Jakiś czas temu chwaliłam się Wam na instagramie [KLIK] przyjęciem do kolejnej kampanii z portalem Ambasadorka Kosmetyczna [KLIK]. Tym razem miałam przyjemność testowania trzech różnych balsamów/ mleczek do ciała od Instituto Espanol. Czym się od siebie różniły? Która z testowanych wersji - urea, aloe vera, a może collagen - sprawdziła mi się najlepiej? Zapraszam na dzisiejszy wpis! =)
REGENERUJĄCY BALSAM DO CIAŁA
- Z KOLAGENEM I EKSTRAKTEM ZE ŚLUZU ŚLIMAKA -
INSTITUTO ESPANOL
Pierwszy z testowanych balsamów jest mi bardzo dobrze znany! Jakieś dwa lata temu miałam przyjemność zużyć pełnowymiarowy słoiczek tego produktu, dlatego pozytywnie nastawiona zabrałam go ze sobą do wakacyjnej walizki. W końcu 100 ml to pojemność idealna do podróżowania =)

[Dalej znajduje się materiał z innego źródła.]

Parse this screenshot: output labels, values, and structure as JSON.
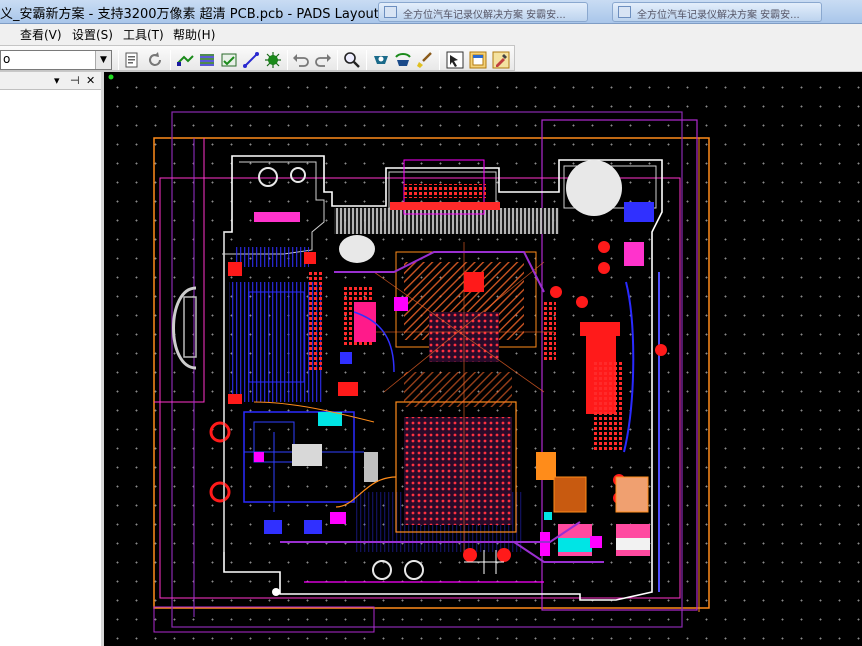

Kolagen, będący przewodnim składnikiem tego balsamu zmniejsza zmarszczki i zapobiega powstawaniu nowych. Wnika nawet do drugiej warstwy skóry uzupełniając braki wody, dzięki czemu skóra jest bardziej gładka i miękka. Kolagen poprawia wygląd skóry, zmniejszając przebarwienia i otwarte pory.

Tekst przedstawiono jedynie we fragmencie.